After obsessing about this tart all night I ran out today to get the ingredients needed and just made it — and it is absolutely delicious!! Super easy to prepare and seriously looks like it took all day. I found that letting it sit in the refrigerator for about 3+ hours after making it allowed the crust to firm up and hold much better. I know this because I devoured almost half of it right after making it and while it was SO good, the crust wasn’t as firm. Now after inhaling more of the tart a few hours later, I can see it makes a difference in texture to let it firm up in the fridge. Every recipe I have tried from this site is a slam-dunk hit and that includes this one! Thanks Rachel for yet another incredibly creative yet easy and tasty dish! :)
This makes me so happy to hear!!! So glad you enjoyed the tart as much as I did :) it’s one of my new favorites! Thanks so much for sharing your experience with me :)
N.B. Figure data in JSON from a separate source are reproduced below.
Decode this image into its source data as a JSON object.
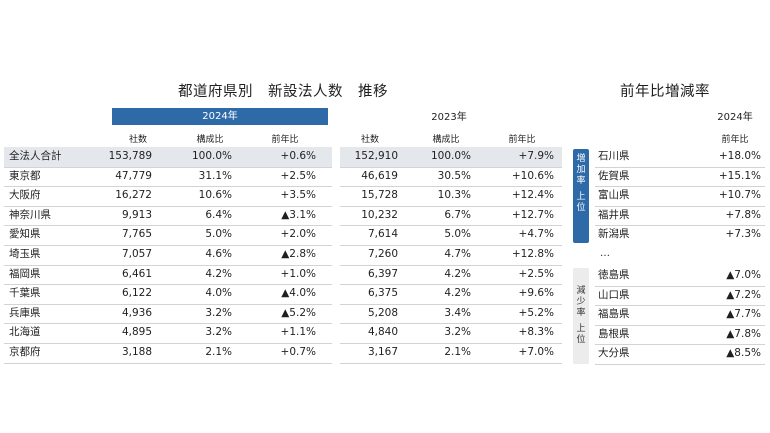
{
  "left_title": "都道府県別　新設法人数　推移",
  "right_title": "前年比増減率",
  "year_2024": "2024年",
  "year_2023": "2023年",
  "columns": {
    "companies": "社数",
    "share": "構成比",
    "yoy": "前年比"
  },
  "rows": [
    {
      "pref": "全法人合計",
      "c24": "153,789",
      "s24": "100.0%",
      "y24": "+0.6%",
      "c23": "152,910",
      "s23": "100.0%",
      "y23": "+7.9%"
    },
    {
      "pref": "東京都",
      "c24": "47,779",
      "s24": "31.1%",
      "y24": "+2.5%",
      "c23": "46,619",
      "s23": "30.5%",
      "y23": "+10.6%"
    },
    {
      "pref": "大阪府",
      "c24": "16,272",
      "s24": "10.6%",
      "y24": "+3.5%",
      "c23": "15,728",
      "s23": "10.3%",
      "y23": "+12.4%"
    },
    {
      "pref": "神奈川県",
      "c24": "9,913",
      "s24": "6.4%",
      "y24": "▲3.1%",
      "c23": "10,232",
      "s23": "6.7%",
      "y23": "+12.7%"
    },
    {
      "pref": "愛知県",
      "c24": "7,765",
      "s24": "5.0%",
      "y24": "+2.0%",
      "c23": "7,614",
      "s23": "5.0%",
      "y23": "+4.7%"
    },
    {
      "pref": "埼玉県",
      "c24": "7,057",
      "s24": "4.6%",
      "y24": "▲2.8%",
      "c23": "7,260",
      "s23": "4.7%",
      "y23": "+12.8%"
    },
    {
      "pref": "福岡県",
      "c24": "6,461",
      "s24": "4.2%",
      "y24": "+1.0%",
      "c23": "6,397",
      "s23": "4.2%",
      "y23": "+2.5%"
    },
    {
      "pref": "千葉県",
      "c24": "6,122",
      "s24": "4.0%",
      "y24": "▲4.0%",
      "c23": "6,375",
      "s23": "4.2%",
      "y23": "+9.6%"
    },
    {
      "pref": "兵庫県",
      "c24": "4,936",
      "s24": "3.2%",
      "y24": "▲5.2%",
      "c23": "5,208",
      "s23": "3.4%",
      "y23": "+5.2%"
    },
    {
      "pref": "北海道",
      "c24": "4,895",
      "s24": "3.2%",
      "y24": "+1.1%",
      "c23": "4,840",
      "s23": "3.2%",
      "y23": "+8.3%"
    },
    {
      "pref": "京都府",
      "c24": "3,188",
      "s24": "2.1%",
      "y24": "+0.7%",
      "c23": "3,167",
      "s23": "2.1%",
      "y23": "+7.0%"
    }
  ],
  "right_year": "2024年",
  "right_col": "前年比",
  "increase_label": [
    "増",
    "加",
    "率",
    "",
    "上",
    "位"
  ],
  "decrease_label": [
    "減",
    "少",
    "率",
    "",
    "上",
    "位"
  ],
  "increase": [
    {
      "pref": "石川県",
      "val": "+18.0%"
    },
    {
      "pref": "佐賀県",
      "val": "+15.1%"
    },
    {
      "pref": "富山県",
      "val": "+10.7%"
    },
    {
      "pref": "福井県",
      "val": "+7.8%"
    },
    {
      "pref": "新潟県",
      "val": "+7.3%"
    }
  ],
  "ellipsis": "…",
  "decrease": [
    {
      "pref": "徳島県",
      "val": "▲7.0%"
    },
    {
      "pref": "山口県",
      "val": "▲7.2%"
    },
    {
      "pref": "福島県",
      "val": "▲7.7%"
    },
    {
      "pref": "島根県",
      "val": "▲7.8%"
    },
    {
      "pref": "大分県",
      "val": "▲8.5%"
    }
  ]
}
Your trip sounded so incredible, Rachel, and I’m dying to go to Italy! Glad you had a great trip, and I just love this tart! Heirloom tomatoes are so gorgeous and I can never get enough!
Same here, Marcie – heirlooms are the best! Thanks so much :)
It’s probably a little last minute to be asking this question, but I’m making this (stunning) dish for Easter tomorrow. I’ve got the dough made and in the freezer so that I don’t have as much to do in the morning. Should I bake directly from the freezer or put it in the fridge now to thaw?
Hi Sandi, should be fine to bake straight from frozen! You just might need to add an extra minute or two :) Hope it’s a hit at Easter tomorrow!
Thank you so much, Rachel! I really appreciate the quick reply. I’ll let you know how it goes :) Happy Easter!